The obtained results were compared with the results from other publications in which eye-tracking was used. However, it should be borne in mind that accurate comparison is difficult because each study used a different way of evoking emotions, a different set of eye-tracking features, and different research group. The comparison is presented in Table 11. The conducted comparison indicates that the results obtained by us are slightly better than those in similar works. The choice of a narrow group taking part in the experiment (young men) may affect the result. It is possible that, in such a coherent group of people, emotions were evoked more precisely.

5. Conclusions

The classification results confirm the ability of recognizing emotions using eye movement features and pupil diameter.

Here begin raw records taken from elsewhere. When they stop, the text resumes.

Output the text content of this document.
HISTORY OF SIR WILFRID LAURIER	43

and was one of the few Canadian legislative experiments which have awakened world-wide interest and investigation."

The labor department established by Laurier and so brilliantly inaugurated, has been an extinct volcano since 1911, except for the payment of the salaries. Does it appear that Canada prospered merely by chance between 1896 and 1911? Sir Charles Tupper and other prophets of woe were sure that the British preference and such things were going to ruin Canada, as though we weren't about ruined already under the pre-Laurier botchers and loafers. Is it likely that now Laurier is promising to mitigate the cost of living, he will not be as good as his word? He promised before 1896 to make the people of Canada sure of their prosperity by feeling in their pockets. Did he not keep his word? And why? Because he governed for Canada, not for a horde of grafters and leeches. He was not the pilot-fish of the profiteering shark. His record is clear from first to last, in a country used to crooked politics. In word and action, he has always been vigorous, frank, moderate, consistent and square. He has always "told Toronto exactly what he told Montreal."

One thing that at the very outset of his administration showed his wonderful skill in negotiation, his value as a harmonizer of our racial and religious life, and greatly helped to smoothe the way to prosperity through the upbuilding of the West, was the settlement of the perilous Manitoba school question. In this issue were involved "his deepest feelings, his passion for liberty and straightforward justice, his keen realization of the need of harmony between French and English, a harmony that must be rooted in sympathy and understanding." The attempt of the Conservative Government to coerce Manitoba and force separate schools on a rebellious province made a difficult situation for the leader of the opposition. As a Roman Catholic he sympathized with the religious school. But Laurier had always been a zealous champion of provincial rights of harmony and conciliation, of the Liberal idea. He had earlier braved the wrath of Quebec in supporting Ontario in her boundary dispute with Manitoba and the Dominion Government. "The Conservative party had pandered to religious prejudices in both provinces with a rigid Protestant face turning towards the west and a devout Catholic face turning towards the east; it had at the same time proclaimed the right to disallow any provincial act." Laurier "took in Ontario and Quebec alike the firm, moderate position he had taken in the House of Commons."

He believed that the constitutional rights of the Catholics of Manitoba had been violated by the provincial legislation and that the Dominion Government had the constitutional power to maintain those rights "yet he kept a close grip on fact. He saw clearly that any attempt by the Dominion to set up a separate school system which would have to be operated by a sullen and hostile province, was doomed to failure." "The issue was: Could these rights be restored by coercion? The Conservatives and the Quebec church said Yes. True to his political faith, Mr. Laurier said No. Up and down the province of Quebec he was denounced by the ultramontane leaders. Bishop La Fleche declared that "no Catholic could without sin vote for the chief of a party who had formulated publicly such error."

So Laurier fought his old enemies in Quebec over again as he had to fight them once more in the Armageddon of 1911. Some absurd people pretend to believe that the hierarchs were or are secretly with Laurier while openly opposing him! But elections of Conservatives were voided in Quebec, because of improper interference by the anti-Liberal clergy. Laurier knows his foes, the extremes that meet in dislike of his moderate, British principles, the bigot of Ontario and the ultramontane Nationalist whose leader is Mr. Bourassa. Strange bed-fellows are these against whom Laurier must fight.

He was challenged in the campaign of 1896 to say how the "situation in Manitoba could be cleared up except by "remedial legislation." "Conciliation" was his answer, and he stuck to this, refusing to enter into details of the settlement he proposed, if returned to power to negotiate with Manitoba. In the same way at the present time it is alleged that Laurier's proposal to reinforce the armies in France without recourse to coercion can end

The use of an eye-tracking requires, however, the elimination of factors that may affect this classification. These factors include the effect of luminance on changes in the pupil diameter. It should be ensured that the lighting conditions remain the same throughout the experiment. The influence of luminance of the presented materials should also be compensated. This could be achieved by implementing appropriate methods, such as regression or principal component analysis.

Another factor that should be considered is the dynamics of the presented material. It seems that the dynamics of the movie can affect the accuracy of the emotion classification using the eye-tracking features. On the other hand, the dynamics of movie is related in some way to felt emotions. Research shows that high-dynamic movies have a stimulating effect. When recognizing the emotions evoked by movies with similar dynamics, a satisfactory classification accuracy of 78% using LDA was achieved. During recognition of three classes of emotions, we obtained the maximum classification accuracy of 80%. It is worth emphasizing that all results were obtained using the leave-one-subject-out validation method. This implies that the presented user-independent method of emotion classification, based on eye-tracking features, can be successfully used in practice.

Data Availability

The data used to support the findings of this study are available from the corresponding author upon request.

Conflicts of Interest

The authors declare that there are no conflicts of interest regarding the publication of this paper.

Acknowledgments

This work was supported by the statutory activity of Electrical Faculty at Warsaw University of Technology under Dean’s Grant in 2017.